Opinion: Everybody Lies

Everybody lies. The House aficionados amongst us recognize the phrase as Dr. House’s favorite line. In conversation with his diagnostic team, House would spiral into lengthy diatribes about the propensity for all humans—their patients, especially—to lie. House was a genius, but it doesn’t take a genius to understand that concept.

We all lie, all the time, every hour of the day. Most of the time the lies are so little and white we barely notice them. Sometimes they are more severe with bigger consequences should we get caught. When we do get caught, it is often the case that we admit to lying, apologize to those involved, and do what has to be done to correct for having lied.

Brian Williams, the anchor for NBC Nightly News, was caught in a pretty severe lie last week. It was discovered that he had lied to the public for years about being in a helicopter hit by RPG fire during the U.S. invasion of Iraq. It turns out he was never under duress and landed safely behind the helicopters that were actually under fire.

After finally getting caught twelve years later, Williams admitted to altering the facts. He apologized on the Nightly News. The question comes to be, how should he correct for his lie? NBC believes that the way to correct for his lie is to suspend him for six months without pay. It seems that many viewers feel the same way: Williams has developed a God complex, broken their trust as a news anchor, and should leave the network.

I disagree with the last stipulation, but the first two seem rather true. The thing is, though, we are to blame for the God complex and the broken trust. Because we are responsible for the first two, the final stipulation is an absurd correction.

Popular news anchors with God complexes have been around since the days of Walter Cronkite and Edward R. Murrow. It’s hard not to have a God complex when you’re watched by millions daily and responsible for delivering breaking news, thereby changing lives in a second. Only recently have we cared about the personal lives of news anchors as much as we’ve been invested in Williams’. He’s a public figure no doubt, having appeared on 30 Rock and Jimmy Fallon’s late night shows several times. His daughter is a beautiful actress. Williams himself is a handsome guy.

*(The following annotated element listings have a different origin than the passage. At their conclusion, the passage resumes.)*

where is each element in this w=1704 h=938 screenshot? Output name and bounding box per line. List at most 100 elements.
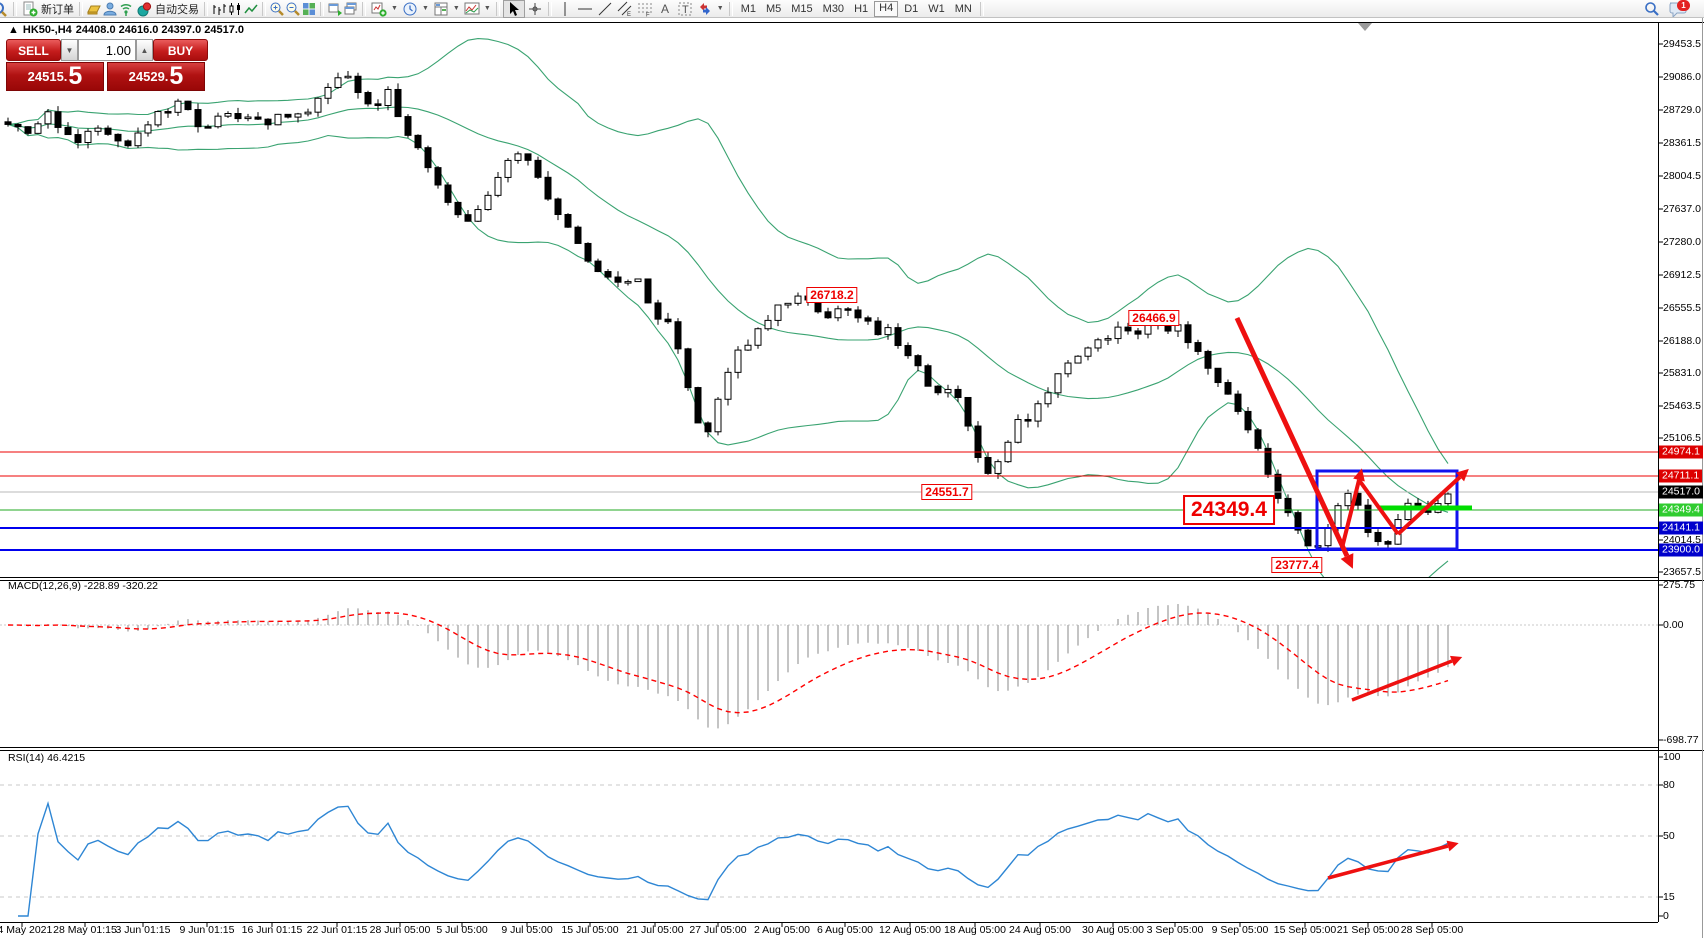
new-order-button[interactable]: 新订单 [20, 1, 76, 17]
trade-panel-row1: SELL ▼ ▲ BUY [6, 39, 208, 61]
timeframe-m15[interactable]: M15 [791, 2, 813, 15]
zoom-out-icon[interactable] [285, 1, 301, 17]
chart-title: ▲ HK50-,H4 24408.0 24616.0 24397.0 24517.0 [8, 24, 248, 36]
time-axis-label: 28 Jun 05:00 [369, 924, 431, 936]
text-tool[interactable]: A [655, 1, 675, 17]
candlestick-chart-icon[interactable] [227, 1, 243, 17]
search-icon[interactable] [1644, 1, 1660, 17]
price-annotation[interactable]: 26466.9 [1128, 310, 1180, 326]
trendline-icon [598, 2, 612, 15]
price-annotation[interactable]: 26718.2 [806, 287, 858, 303]
fibonacci-tool[interactable]: F [635, 1, 655, 17]
data-window-icon[interactable] [102, 1, 118, 17]
text-label-icon: T [678, 2, 692, 16]
macd-axis-tick: 275.75 [1663, 579, 1696, 591]
clipped-search-icon[interactable] [0, 1, 10, 17]
price-axis-tag: 24141.1 [1659, 521, 1703, 535]
timeframe-w1[interactable]: W1 [928, 2, 945, 15]
time-axis-label: 24 Aug 05:00 [1009, 924, 1071, 936]
channel-tool[interactable]: E [615, 1, 635, 17]
volume-increase-button[interactable]: ▲ [136, 39, 153, 61]
zoom-in-icon[interactable] [269, 1, 285, 17]
arrows-icon [699, 2, 710, 15]
price-annotation[interactable]: 23777.4 [1271, 557, 1323, 573]
buy-button[interactable]: BUY [153, 39, 208, 61]
crosshair-tool[interactable] [525, 1, 545, 17]
vertical-line-tool[interactable] [555, 1, 575, 17]
horizontal-lines[interactable] [0, 451, 1658, 551]
time-axis-label: 2 Aug 05:00 [753, 924, 811, 936]
svg-text:A: A [661, 2, 669, 16]
chat-icon[interactable]: 1 [1668, 0, 1690, 17]
timeframe-h4[interactable]: H4 [874, 0, 899, 17]
rsi-axis-tick: 100 [1663, 751, 1681, 763]
timeframe-mn[interactable]: MN [954, 2, 972, 15]
drawing-objects[interactable] [1234, 316, 1472, 880]
price-axis-tick: 25106.5 [1663, 432, 1701, 444]
toolbar-separator [79, 1, 83, 16]
chart-shift-marker [1358, 23, 1372, 31]
buy-price[interactable]: 24529. 5 [107, 62, 205, 91]
chevron-down-icon: ▼ [391, 5, 398, 12]
new-order-icon [23, 1, 38, 16]
arrows-tool[interactable]: ▼ [695, 1, 726, 17]
sell-button[interactable]: SELL [6, 39, 61, 61]
volume-decrease-button[interactable]: ▼ [61, 39, 78, 61]
time-axis-label: 3 Sep 05:00 [1146, 924, 1204, 936]
equidistant-channel-icon: E [617, 1, 632, 17]
macd-pane [0, 604, 1658, 729]
timeframe-m1[interactable]: M1 [740, 2, 756, 15]
timeframe-m5[interactable]: M5 [765, 2, 782, 15]
time-axis-label: 21 Sep 05:00 [1336, 924, 1400, 936]
macd-axis-tick: -698.77 [1663, 734, 1699, 746]
price-axis-tick: 28361.5 [1663, 137, 1701, 149]
clock-icon [403, 2, 417, 15]
templates-button[interactable]: ▼ [431, 1, 462, 17]
market-watch-icon[interactable] [86, 1, 102, 17]
arrange-windows-icon[interactable] [327, 1, 343, 17]
volume-input[interactable] [78, 39, 136, 61]
indicators-button[interactable]: ▼ [462, 1, 493, 17]
profiles-button[interactable]: ▼ [400, 1, 431, 17]
price-annotation[interactable]: 24349.4 [1183, 495, 1275, 525]
sell-price[interactable]: 24515. 5 [6, 62, 104, 91]
tile-windows-icon[interactable] [301, 1, 317, 17]
price-axis-tick: 24014.5 [1663, 534, 1701, 546]
collapse-icon[interactable]: ▲ [8, 24, 19, 36]
crosshair-icon [528, 2, 541, 15]
autotrading-button[interactable]: 自动交易 [134, 1, 201, 17]
ohlc-values: 24408.0 24616.0 24397.0 24517.0 [75, 24, 245, 36]
price-axis-tick: 25463.5 [1663, 400, 1701, 412]
new-chart-button[interactable]: ▼ [369, 1, 400, 17]
red-trend-arrow [1340, 479, 1361, 549]
price-axis-tick: 23657.5 [1663, 566, 1701, 578]
toolbar: 新订单 自动交易 ▼ ▼ ▼ ▼ E F A T [0, 0, 1704, 18]
cursor-tool[interactable] [502, 0, 525, 18]
new-chart-icon [371, 2, 387, 17]
red-arrow-head [1340, 553, 1354, 569]
timeframe-h1[interactable]: H1 [854, 2, 869, 15]
trendline-tool[interactable] [595, 1, 615, 17]
time-axis-label: 27 Jul 05:00 [689, 924, 747, 936]
cascade-windows-icon[interactable] [343, 1, 359, 17]
price-axis-tick: 26188.0 [1663, 335, 1701, 347]
time-axis-label: 12 Aug 05:00 [879, 924, 941, 936]
red-trend-arrow [1327, 844, 1449, 880]
horizontal-line-tool[interactable] [575, 1, 595, 17]
price-annotation[interactable]: 24551.7 [921, 484, 973, 500]
horizontal-line-icon [577, 8, 592, 9]
toolbar-separator [13, 1, 17, 16]
rsi-axis-tick: 15 [1663, 891, 1675, 903]
timeframe-d1[interactable]: D1 [904, 2, 919, 15]
signal-icon[interactable] [118, 1, 134, 17]
line-chart-icon[interactable] [243, 1, 259, 17]
svg-text:E: E [627, 12, 631, 17]
chevron-down-icon: ▼ [716, 5, 724, 12]
label-tool[interactable]: T [675, 1, 695, 17]
red-trend-arrow [1234, 316, 1350, 558]
bar-chart-icon[interactable] [211, 1, 227, 17]
time-axis-label: 6 Aug 05:00 [816, 924, 874, 936]
timeframe-m30[interactable]: M30 [822, 2, 845, 15]
chevron-down-icon: ▼ [483, 5, 491, 12]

Williams and Tina Fey goofing around on 30 Rock. Photo courtesy of NBC Nightly News with Brian Williams / Flickr

Williams and Tina Fey goofing around on 30 Rock.
Photo courtesy of NBC Nightly News with Brian Williams / Flickr

The crazy thing is, it is possible to be a handsome, funny public figure and be a trustworthy news anchor. It is our doing that we have morphed the two. We have made his life outside the newsroom equally as important as the news he broadcasts. But Brian Williams the celebrity and Brian Williams the news anchor do not have to be one in the same, and most importantly, the news stories he shares with us every night do not have to be tainted by a lie about his personal life. While Brian Williams the public figure needs to correct for his lie, Brian Williams the news anchor does not.

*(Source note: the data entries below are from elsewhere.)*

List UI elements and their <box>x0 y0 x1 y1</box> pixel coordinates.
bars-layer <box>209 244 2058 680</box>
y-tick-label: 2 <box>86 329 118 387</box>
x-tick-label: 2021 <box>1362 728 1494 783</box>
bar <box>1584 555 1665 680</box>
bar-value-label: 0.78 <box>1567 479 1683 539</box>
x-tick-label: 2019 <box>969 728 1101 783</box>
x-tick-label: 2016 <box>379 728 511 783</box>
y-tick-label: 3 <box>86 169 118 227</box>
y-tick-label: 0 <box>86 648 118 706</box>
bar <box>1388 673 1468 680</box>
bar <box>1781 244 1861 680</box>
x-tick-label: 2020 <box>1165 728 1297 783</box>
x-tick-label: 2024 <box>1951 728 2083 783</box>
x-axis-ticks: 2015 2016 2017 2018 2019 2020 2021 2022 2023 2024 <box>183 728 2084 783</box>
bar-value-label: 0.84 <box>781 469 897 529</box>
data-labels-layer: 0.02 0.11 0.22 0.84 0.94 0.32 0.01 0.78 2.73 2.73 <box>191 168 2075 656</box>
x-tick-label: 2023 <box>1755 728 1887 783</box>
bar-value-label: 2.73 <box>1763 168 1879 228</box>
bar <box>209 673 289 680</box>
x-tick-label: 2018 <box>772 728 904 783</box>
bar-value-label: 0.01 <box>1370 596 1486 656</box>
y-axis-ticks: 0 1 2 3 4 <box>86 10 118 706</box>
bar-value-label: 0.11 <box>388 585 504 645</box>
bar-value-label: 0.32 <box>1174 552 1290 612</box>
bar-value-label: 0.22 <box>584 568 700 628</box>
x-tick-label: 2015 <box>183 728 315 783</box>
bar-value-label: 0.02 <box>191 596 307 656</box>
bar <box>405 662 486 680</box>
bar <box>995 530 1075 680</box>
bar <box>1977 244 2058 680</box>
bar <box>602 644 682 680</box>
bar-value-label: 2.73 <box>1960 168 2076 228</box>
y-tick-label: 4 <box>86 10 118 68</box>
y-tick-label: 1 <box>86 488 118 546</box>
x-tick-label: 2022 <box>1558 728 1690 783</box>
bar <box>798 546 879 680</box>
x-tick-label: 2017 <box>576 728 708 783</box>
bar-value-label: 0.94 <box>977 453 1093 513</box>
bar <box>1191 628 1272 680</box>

Believing that Williams was in a helicopter under fire does not affect your understanding of the events of the Iraq War. It does not now, and it did not back in 2003. If you feel your trust in Williams as a news anchor has been broken by this incident, you might want to turn on E! News instead because the real news does not work in that manner, as anchors never report on their own lives during the broadcast and present it as a news update.

Photo courtesy of thoughtfuldev / Flickr

Photo courtesy of Thoughtfuldev / Flickr

Williams’ skewed war story does not make him an untrustworthy news source. We should allow him to reenter our hearts and the NBC Nightly News desk. Williams’ six-month suspension won’t hurt him financially, but it is likely that it will affect the rest of his career. Instead of the suspension, I propose he correct the situation by writing out a check to the veterans who were actually on the helicopters under fire to amend for the money he may have inadvertently made through the years from that story. Money doesn’t fix everything, nor will it correct the situation entirely, but it is the best he can do twelve years after the fact. For now, we need to understand the truth of the matter.

Everybody lies, and everybody should have the chance to be forgiven if they deserve it. Let us use reason this time around.